De acordo com Cintia, também é comum o surgimento de sintomas físicos e emocionais, como insônia, tensão, irritabilidade e dores no corpo, além da sensação permanente de cansaço que passa a ser normalizada. A especialista alerta que a mente pode continuar acelerada mesmo em momentos de descanso.

Parte dos sinais mais graves aparece quando “a romantização pelo excesso de trabalho vira quase um troféu”. Para muitos, trabalhar além do limite se torna sinônimo de valor pessoal, um comportamento perigoso, segundo ela.

Estratégias terapêuticas para reconstruir a vida pessoal

Cintia explica que a recuperação exige, antes de tudo, uma reorganização emocional profunda. A terapia é apontada como ferramenta essencial para entender o excesso e reconstruir uma identidade que não dependa apenas da produtividade. Segundo a especialista, o processo envolve reaprender a inserir pausas reais na rotina, resgatar interesses esquecidos e retomar vínculos afetivos que ficaram suspensos por anos.

Quando há sinais intensos de ansiedade, insônia ou esgotamento, ela afirma que o tratamento medicamentoso pode ser necessário para estabilizar o quadro. Esses recursos permitem que a pessoa recupere equilíbrio suficiente para retomar uma vida pessoal saudável.

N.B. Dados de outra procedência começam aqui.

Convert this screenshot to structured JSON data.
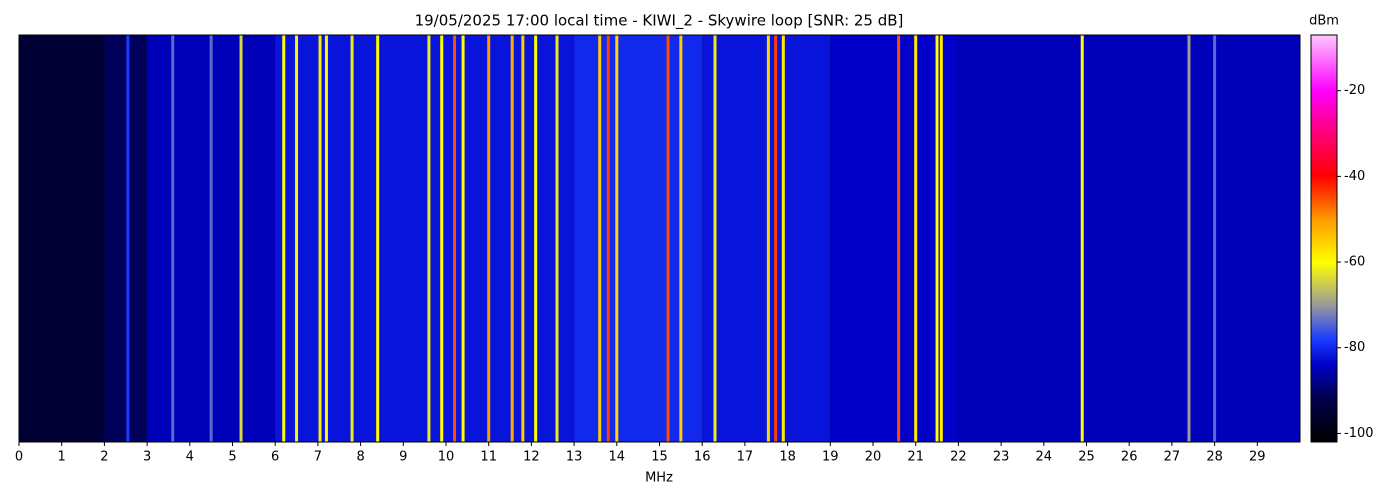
{
  "chart_data": {
    "type": "spectrogram",
    "title": "19/05/2025 17:00 local time - KIWI_2 - Skywire loop [SNR: 25 dB]",
    "x_label": "MHz",
    "colorbar_label": "dBm",
    "xlim": [
      0,
      30
    ],
    "xticks": [
      0,
      1,
      2,
      3,
      4,
      5,
      6,
      7,
      8,
      9,
      10,
      11,
      12,
      13,
      14,
      15,
      16,
      17,
      18,
      19,
      20,
      21,
      22,
      23,
      24,
      25,
      26,
      27,
      28,
      29
    ],
    "clim": [
      -102,
      -7
    ],
    "cticks": [
      -20,
      -40,
      -60,
      -80,
      -100
    ],
    "colormap": [
      {
        "value": -102,
        "color": "#000000"
      },
      {
        "value": -92,
        "color": "#00004a"
      },
      {
        "value": -84,
        "color": "#0000c8"
      },
      {
        "value": -78,
        "color": "#1a3cff"
      },
      {
        "value": -70,
        "color": "#9a9a9a"
      },
      {
        "value": -60,
        "color": "#ffff00"
      },
      {
        "value": -50,
        "color": "#ff9a00"
      },
      {
        "value": -40,
        "color": "#ff0000"
      },
      {
        "value": -28,
        "color": "#ff0090"
      },
      {
        "value": -20,
        "color": "#ff00ff"
      },
      {
        "value": -7,
        "color": "#ffc8ff"
      }
    ],
    "bands": [
      {
        "from": 0,
        "to": 2,
        "level": -95
      },
      {
        "from": 2,
        "to": 3,
        "level": -91
      },
      {
        "from": 3,
        "to": 6,
        "level": -85
      },
      {
        "from": 6,
        "to": 13,
        "level": -82
      },
      {
        "from": 13,
        "to": 16,
        "level": -80
      },
      {
        "from": 16,
        "to": 19,
        "level": -82
      },
      {
        "from": 19,
        "to": 22,
        "level": -84
      },
      {
        "from": 22,
        "to": 30,
        "level": -85
      }
    ],
    "carriers": [
      {
        "freq": 2.55,
        "level": -78
      },
      {
        "freq": 3.6,
        "level": -74
      },
      {
        "freq": 4.5,
        "level": -74
      },
      {
        "freq": 5.2,
        "level": -64
      },
      {
        "freq": 6.2,
        "level": -60
      },
      {
        "freq": 6.5,
        "level": -61
      },
      {
        "freq": 7.05,
        "level": -58
      },
      {
        "freq": 7.2,
        "level": -59
      },
      {
        "freq": 7.8,
        "level": -62
      },
      {
        "freq": 8.4,
        "level": -60
      },
      {
        "freq": 9.6,
        "level": -62
      },
      {
        "freq": 9.9,
        "level": -60
      },
      {
        "freq": 10.2,
        "level": -45
      },
      {
        "freq": 10.4,
        "level": -60
      },
      {
        "freq": 11.0,
        "level": -50
      },
      {
        "freq": 11.55,
        "level": -52
      },
      {
        "freq": 11.8,
        "level": -55
      },
      {
        "freq": 12.1,
        "level": -60
      },
      {
        "freq": 12.6,
        "level": -62
      },
      {
        "freq": 13.6,
        "level": -55
      },
      {
        "freq": 13.8,
        "level": -44
      },
      {
        "freq": 14.0,
        "level": -56
      },
      {
        "freq": 15.2,
        "level": -45
      },
      {
        "freq": 15.5,
        "level": -55
      },
      {
        "freq": 16.3,
        "level": -62
      },
      {
        "freq": 17.55,
        "level": -56
      },
      {
        "freq": 17.72,
        "level": -44
      },
      {
        "freq": 17.9,
        "level": -58
      },
      {
        "freq": 20.6,
        "level": -45
      },
      {
        "freq": 21.0,
        "level": -58
      },
      {
        "freq": 21.5,
        "level": -60
      },
      {
        "freq": 21.6,
        "level": -58
      },
      {
        "freq": 24.9,
        "level": -60
      },
      {
        "freq": 27.4,
        "level": -70
      },
      {
        "freq": 28.0,
        "level": -74
      }
    ]
  }
}
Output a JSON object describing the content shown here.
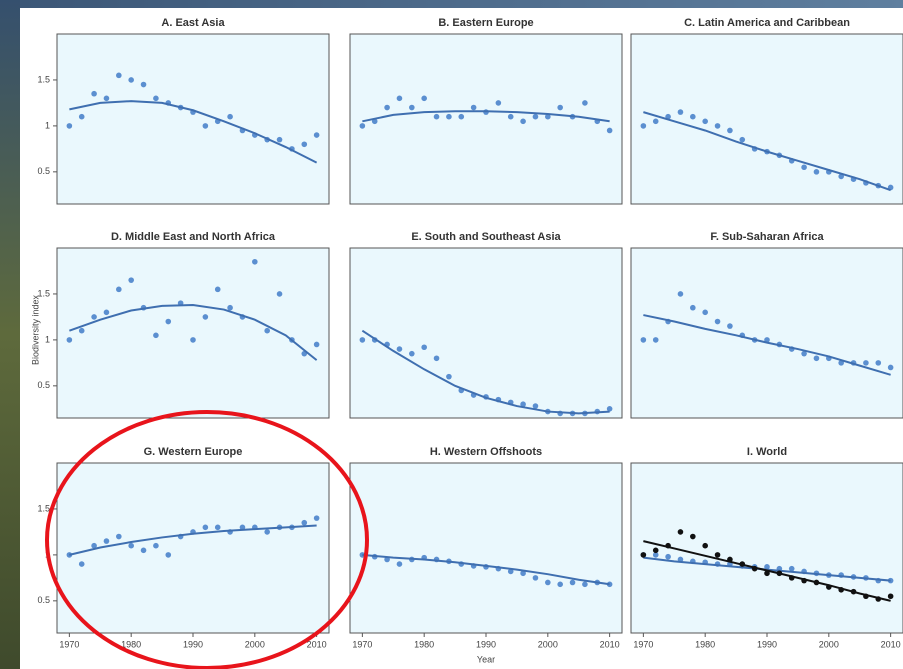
{
  "y_label": "Biodiversity index",
  "x_label": "Year",
  "chart_data": [
    {
      "type": "scatter",
      "title": "A. East Asia",
      "xlim": [
        1968,
        2012
      ],
      "ylim": [
        0.15,
        2.0
      ],
      "yticks": [
        0.5,
        1.0,
        1.5
      ],
      "series": [
        {
          "style": "points",
          "color": "#5b8fd0",
          "x": [
            1970,
            1972,
            1974,
            1976,
            1978,
            1980,
            1982,
            1984,
            1986,
            1988,
            1990,
            1992,
            1994,
            1996,
            1998,
            2000,
            2002,
            2004,
            2006,
            2008,
            2010
          ],
          "values": [
            1.0,
            1.1,
            1.35,
            1.3,
            1.55,
            1.5,
            1.45,
            1.3,
            1.25,
            1.2,
            1.15,
            1.0,
            1.05,
            1.1,
            0.95,
            0.9,
            0.85,
            0.85,
            0.75,
            0.8,
            0.9
          ]
        },
        {
          "style": "line",
          "color": "#3f6fb0",
          "x": [
            1970,
            1975,
            1980,
            1985,
            1990,
            1995,
            2000,
            2005,
            2010
          ],
          "values": [
            1.18,
            1.25,
            1.27,
            1.25,
            1.17,
            1.05,
            0.92,
            0.77,
            0.6
          ]
        }
      ]
    },
    {
      "type": "scatter",
      "title": "B. Eastern Europe",
      "xlim": [
        1968,
        2012
      ],
      "ylim": [
        0.15,
        2.0
      ],
      "series": [
        {
          "style": "points",
          "color": "#5b8fd0",
          "x": [
            1970,
            1972,
            1974,
            1976,
            1978,
            1980,
            1982,
            1984,
            1986,
            1988,
            1990,
            1992,
            1994,
            1996,
            1998,
            2000,
            2002,
            2004,
            2006,
            2008,
            2010
          ],
          "values": [
            1.0,
            1.05,
            1.2,
            1.3,
            1.2,
            1.3,
            1.1,
            1.1,
            1.1,
            1.2,
            1.15,
            1.25,
            1.1,
            1.05,
            1.1,
            1.1,
            1.2,
            1.1,
            1.25,
            1.05,
            0.95
          ]
        },
        {
          "style": "line",
          "color": "#3f6fb0",
          "x": [
            1970,
            1975,
            1980,
            1985,
            1990,
            1995,
            2000,
            2005,
            2010
          ],
          "values": [
            1.05,
            1.12,
            1.15,
            1.16,
            1.16,
            1.15,
            1.13,
            1.1,
            1.05
          ]
        }
      ]
    },
    {
      "type": "scatter",
      "title": "C. Latin America and Caribbean",
      "xlim": [
        1968,
        2012
      ],
      "ylim": [
        0.15,
        2.0
      ],
      "series": [
        {
          "style": "points",
          "color": "#5b8fd0",
          "x": [
            1970,
            1972,
            1974,
            1976,
            1978,
            1980,
            1982,
            1984,
            1986,
            1988,
            1990,
            1992,
            1994,
            1996,
            1998,
            2000,
            2002,
            2004,
            2006,
            2008,
            2010
          ],
          "values": [
            1.0,
            1.05,
            1.1,
            1.15,
            1.1,
            1.05,
            1.0,
            0.95,
            0.85,
            0.75,
            0.72,
            0.68,
            0.62,
            0.55,
            0.5,
            0.5,
            0.45,
            0.42,
            0.38,
            0.35,
            0.33
          ]
        },
        {
          "style": "line",
          "color": "#3f6fb0",
          "x": [
            1970,
            1975,
            1980,
            1985,
            1990,
            1995,
            2000,
            2005,
            2010
          ],
          "values": [
            1.15,
            1.05,
            0.95,
            0.83,
            0.72,
            0.62,
            0.52,
            0.42,
            0.3
          ]
        }
      ]
    },
    {
      "type": "scatter",
      "title": "D. Middle East and North Africa",
      "xlim": [
        1968,
        2012
      ],
      "ylim": [
        0.15,
        2.0
      ],
      "yticks": [
        0.5,
        1.0,
        1.5
      ],
      "series": [
        {
          "style": "points",
          "color": "#5b8fd0",
          "x": [
            1970,
            1972,
            1974,
            1976,
            1978,
            1980,
            1982,
            1984,
            1986,
            1988,
            1990,
            1992,
            1994,
            1996,
            1998,
            2000,
            2002,
            2004,
            2006,
            2008,
            2010
          ],
          "values": [
            1.0,
            1.1,
            1.25,
            1.3,
            1.55,
            1.65,
            1.35,
            1.05,
            1.2,
            1.4,
            1.0,
            1.25,
            1.55,
            1.35,
            1.25,
            1.85,
            1.1,
            1.5,
            1.0,
            0.85,
            0.95
          ]
        },
        {
          "style": "line",
          "color": "#3f6fb0",
          "x": [
            1970,
            1975,
            1980,
            1985,
            1990,
            1995,
            2000,
            2005,
            2010
          ],
          "values": [
            1.1,
            1.22,
            1.32,
            1.37,
            1.38,
            1.33,
            1.22,
            1.05,
            0.78
          ]
        }
      ]
    },
    {
      "type": "scatter",
      "title": "E. South and Southeast Asia",
      "xlim": [
        1968,
        2012
      ],
      "ylim": [
        0.15,
        2.0
      ],
      "series": [
        {
          "style": "points",
          "color": "#5b8fd0",
          "x": [
            1970,
            1972,
            1974,
            1976,
            1978,
            1980,
            1982,
            1984,
            1986,
            1988,
            1990,
            1992,
            1994,
            1996,
            1998,
            2000,
            2002,
            2004,
            2006,
            2008,
            2010
          ],
          "values": [
            1.0,
            1.0,
            0.95,
            0.9,
            0.85,
            0.92,
            0.8,
            0.6,
            0.45,
            0.4,
            0.38,
            0.35,
            0.32,
            0.3,
            0.28,
            0.22,
            0.2,
            0.2,
            0.2,
            0.22,
            0.25
          ]
        },
        {
          "style": "line",
          "color": "#3f6fb0",
          "x": [
            1970,
            1975,
            1980,
            1985,
            1990,
            1995,
            2000,
            2005,
            2010
          ],
          "values": [
            1.1,
            0.88,
            0.68,
            0.5,
            0.37,
            0.28,
            0.22,
            0.2,
            0.22
          ]
        }
      ]
    },
    {
      "type": "scatter",
      "title": "F. Sub-Saharan Africa",
      "xlim": [
        1968,
        2012
      ],
      "ylim": [
        0.15,
        2.0
      ],
      "series": [
        {
          "style": "points",
          "color": "#5b8fd0",
          "x": [
            1970,
            1972,
            1974,
            1976,
            1978,
            1980,
            1982,
            1984,
            1986,
            1988,
            1990,
            1992,
            1994,
            1996,
            1998,
            2000,
            2002,
            2004,
            2006,
            2008,
            2010
          ],
          "values": [
            1.0,
            1.0,
            1.2,
            1.5,
            1.35,
            1.3,
            1.2,
            1.15,
            1.05,
            1.0,
            1.0,
            0.95,
            0.9,
            0.85,
            0.8,
            0.8,
            0.75,
            0.75,
            0.75,
            0.75,
            0.7
          ]
        },
        {
          "style": "line",
          "color": "#3f6fb0",
          "x": [
            1970,
            1975,
            1980,
            1985,
            1990,
            1995,
            2000,
            2005,
            2010
          ],
          "values": [
            1.27,
            1.2,
            1.12,
            1.05,
            0.97,
            0.9,
            0.82,
            0.72,
            0.62
          ]
        }
      ]
    },
    {
      "type": "scatter",
      "title": "G. Western Europe",
      "xlim": [
        1968,
        2012
      ],
      "ylim": [
        0.15,
        2.0
      ],
      "yticks": [
        0.5,
        1.0,
        1.5
      ],
      "xticks": [
        1970,
        1980,
        1990,
        2000,
        2010
      ],
      "series": [
        {
          "style": "points",
          "color": "#5b8fd0",
          "x": [
            1970,
            1972,
            1974,
            1976,
            1978,
            1980,
            1982,
            1984,
            1986,
            1988,
            1990,
            1992,
            1994,
            1996,
            1998,
            2000,
            2002,
            2004,
            2006,
            2008,
            2010
          ],
          "values": [
            1.0,
            0.9,
            1.1,
            1.15,
            1.2,
            1.1,
            1.05,
            1.1,
            1.0,
            1.2,
            1.25,
            1.3,
            1.3,
            1.25,
            1.3,
            1.3,
            1.25,
            1.3,
            1.3,
            1.35,
            1.4
          ]
        },
        {
          "style": "line",
          "color": "#3f6fb0",
          "x": [
            1970,
            1975,
            1980,
            1985,
            1990,
            1995,
            2000,
            2005,
            2010
          ],
          "values": [
            1.0,
            1.08,
            1.14,
            1.19,
            1.23,
            1.26,
            1.28,
            1.3,
            1.32
          ]
        }
      ]
    },
    {
      "type": "scatter",
      "title": "H. Western Offshoots",
      "xlim": [
        1968,
        2012
      ],
      "ylim": [
        0.15,
        2.0
      ],
      "xticks": [
        1970,
        1980,
        1990,
        2000,
        2010
      ],
      "series": [
        {
          "style": "points",
          "color": "#5b8fd0",
          "x": [
            1970,
            1972,
            1974,
            1976,
            1978,
            1980,
            1982,
            1984,
            1986,
            1988,
            1990,
            1992,
            1994,
            1996,
            1998,
            2000,
            2002,
            2004,
            2006,
            2008,
            2010
          ],
          "values": [
            1.0,
            0.98,
            0.95,
            0.9,
            0.95,
            0.97,
            0.95,
            0.93,
            0.9,
            0.88,
            0.87,
            0.85,
            0.82,
            0.8,
            0.75,
            0.7,
            0.68,
            0.7,
            0.68,
            0.7,
            0.68
          ]
        },
        {
          "style": "line",
          "color": "#3f6fb0",
          "x": [
            1970,
            1975,
            1980,
            1985,
            1990,
            1995,
            2000,
            2005,
            2010
          ],
          "values": [
            1.0,
            0.97,
            0.95,
            0.92,
            0.88,
            0.84,
            0.79,
            0.73,
            0.68
          ]
        }
      ]
    },
    {
      "type": "scatter",
      "title": "I. World",
      "xlim": [
        1968,
        2012
      ],
      "ylim": [
        0.15,
        2.0
      ],
      "xticks": [
        1970,
        1980,
        1990,
        2000,
        2010
      ],
      "series": [
        {
          "style": "points",
          "color": "#5b8fd0",
          "x": [
            1970,
            1972,
            1974,
            1976,
            1978,
            1980,
            1982,
            1984,
            1986,
            1988,
            1990,
            1992,
            1994,
            1996,
            1998,
            2000,
            2002,
            2004,
            2006,
            2008,
            2010
          ],
          "values": [
            1.0,
            1.0,
            0.98,
            0.95,
            0.93,
            0.92,
            0.9,
            0.9,
            0.88,
            0.87,
            0.87,
            0.85,
            0.85,
            0.82,
            0.8,
            0.78,
            0.78,
            0.76,
            0.75,
            0.72,
            0.72
          ]
        },
        {
          "style": "line",
          "color": "#3f6fb0",
          "x": [
            1970,
            1975,
            1980,
            1985,
            1990,
            1995,
            2000,
            2005,
            2010
          ],
          "values": [
            0.97,
            0.93,
            0.9,
            0.87,
            0.84,
            0.81,
            0.78,
            0.75,
            0.72
          ]
        },
        {
          "style": "points",
          "color": "#111111",
          "x": [
            1970,
            1972,
            1974,
            1976,
            1978,
            1980,
            1982,
            1984,
            1986,
            1988,
            1990,
            1992,
            1994,
            1996,
            1998,
            2000,
            2002,
            2004,
            2006,
            2008,
            2010
          ],
          "values": [
            1.0,
            1.05,
            1.1,
            1.25,
            1.2,
            1.1,
            1.0,
            0.95,
            0.9,
            0.85,
            0.8,
            0.8,
            0.75,
            0.72,
            0.7,
            0.65,
            0.62,
            0.6,
            0.55,
            0.52,
            0.55
          ]
        },
        {
          "style": "line",
          "color": "#111111",
          "x": [
            1970,
            1975,
            1980,
            1985,
            1990,
            1995,
            2000,
            2005,
            2010
          ],
          "values": [
            1.15,
            1.07,
            0.99,
            0.91,
            0.83,
            0.75,
            0.67,
            0.58,
            0.5
          ]
        }
      ]
    }
  ]
}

Como o isolamento social afeta o bem-estar emocional

O isolamento prolongado, como o que Luciana descreveu, pode produzir efeitos profundos. Segundo Cintia, ele enfraquece a sensação de pertencimento e aumenta significativamente o risco de depressão, ansiedade e esgotamento.

A psicanalista destaca que, sem vínculos, a autoestima passa a depender exclusivamente do que a pessoa produz não do que vive ou sente. “O isolamento prolongado não apenas cansa, ele desorganiza”, afirma. Ela explica que a falta de trocas afetivas reduz a capacidade de regular emoções e de recuperar energia, criando uma solidão silenciosa e difícil de perceber.

Quem trabalha à noite também pode ter equilíbrio: veja como

A antiga rotina noturna de Luciana é realidade para muitas pessoas, e não precisa ser sinônimo de desequilíbrio. Segundo a especialista, o segredo não está no horário em si, mas na capacidade de criar uma estrutura emocional que sustente esse ritmo.

Entre as recomendações, ela destaca a importância de estabelecer limites claros de início e fim da jornada, priorizar um sono consistente mesmo em horários incomuns e ajustar a vida social para janelas possíveis. “A vida social não precisa acontecer no mesmo horário que a maioria das pessoas, mas precisa existir”, diz.

Práticas de relaxamento, pausas reais e hobbies fora do ambiente profissional também ajudam a reconstruir o desligamento interno e a sensação de identidade para além do trabalho.

Há risco de burnout, depressão ou ansiedade?

O isolamento prolongado e a renúncia a vínculos sociais, mesmo quando motivados por trabalho — ampliam silenciosamente o risco de burnout, depressão e ansiedade. A psicanalista afirma que o ser humano pode até sobreviver sozinho, mas não se sustenta emocionalmente sem troca.

Para prevenir adoecimento, é preciso recolocar a própria vida na agenda. Isso significa criar microcompromissos constantes, como reservar horários de descanso, manter uma conversa semanal com alguém de confiança e estabelecer limites claros no trabalho. “O plano ideal não é rígido, é vivo”, explica Cintia, ressaltando que rotina emocional, vínculos possíveis e autopercepção devem caminhar juntos.